Anstrengend ist das Kind derzeit in Bezug auf Explorationsdrang und Autonomiebestreben. Er will überall ran, alles haben, tun was er will und auch dass wir tun, was er will. Man kann ihn folglich keine Sekunde aus den Augen lassen weil man befürchten muss, dass er sonst abhaut, irgendwo hochklettert oder Ähnliches. Folglich ist unser Familienleben derzeit sehr geprägt davon, dass wir ständig aushandeln, was er darf und was nicht und ihn durch seinen Frust begleiten, wenn er an die von uns gesetzten Grenzen stößt. Wir schaffen es meistens, Ruhe und Nerven zu behalten - was aber daran liegt, dass wir genau wissen dass wir spätestens um 20 Uhr Zeit und Raum nur für uns haben ;-).
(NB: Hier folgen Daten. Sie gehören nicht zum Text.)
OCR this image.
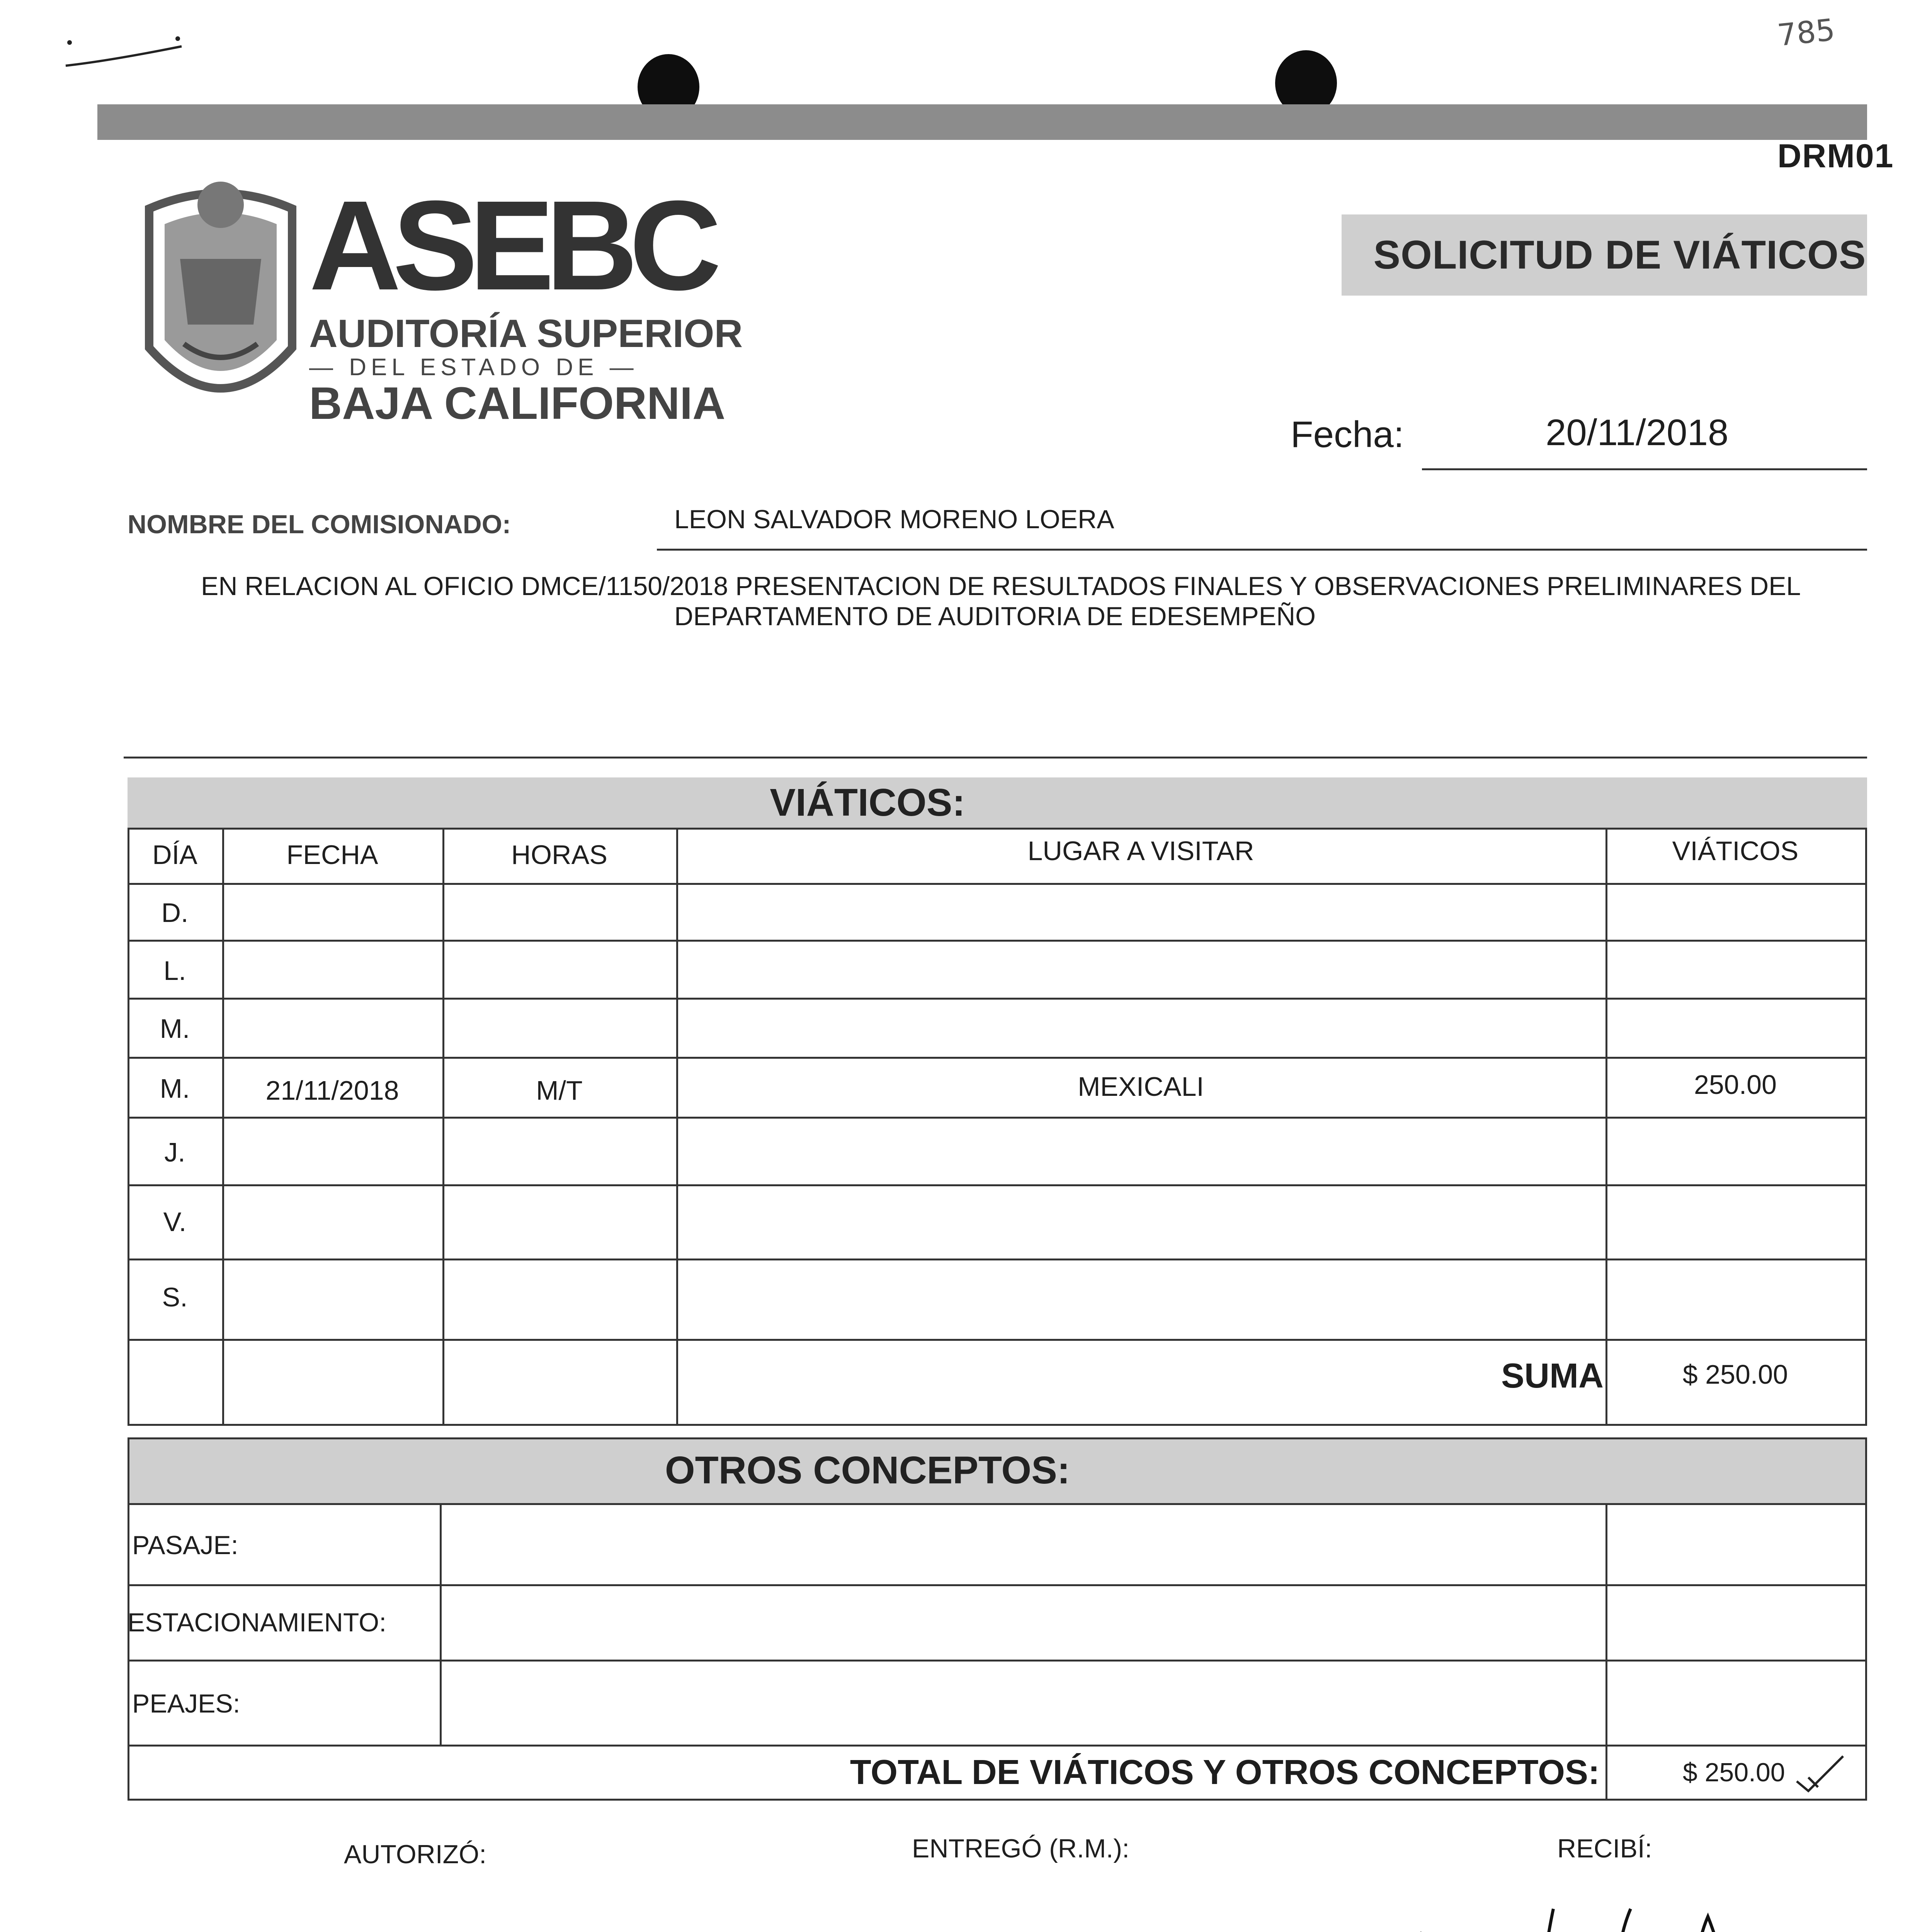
785
DRM01
SOLICITUD DE VIÁTICOS
ASEBC
AUDITORÍA SUPERIOR
— DEL ESTADO DE —
BAJA CALIFORNIA
Fecha:	20/11/2018
NOMBRE DEL COMISIONADO:	LEON SALVADOR MORENO LOERA
EN RELACION AL OFICIO DMCE/1150/2018 PRESENTACION DE RESULTADOS FINALES Y OBSERVACIONES PRELIMINARES DEL
DEPARTAMENTO DE AUDITORIA DE EDESEMPEÑO
VIÁTICOS:
DÍA	FECHA	HORAS	LUGAR A VISITAR	VIÁTICOS
D.
L.
M.
M.	21/11/2018	M/T	MEXICALI	250.00
J.
V.
S.
SUMA	$ 250.00
OTROS CONCEPTOS:
PASAJE:
ESTACIONAMIENTO:
PEAJES:
TOTAL DE VIÁTICOS Y OTROS CONCEPTOS:	$ 250.00
AUTORIZÓ:	ENTREGÓ (R.M.):	RECIBÍ:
Wieder kann ich nur für mich persönlich sprechen, aber ich kann mir schwer vorstellen, dass ich einen Vollzeitjob schaffen würde, wenn regelmäßige medizinische Termine erforderlich wären oder ich nachts mit dem Kind mehrmals wach wäre. Ich würde mich auch als eher wenig belastbar einstufen. Umso mehr sind bei uns folglich die Gesundheit und die Bedürfnisse des Kindes ein wesentlicher Faktor für die Vereinbarkeit von Familie und Vollzeitarbeit.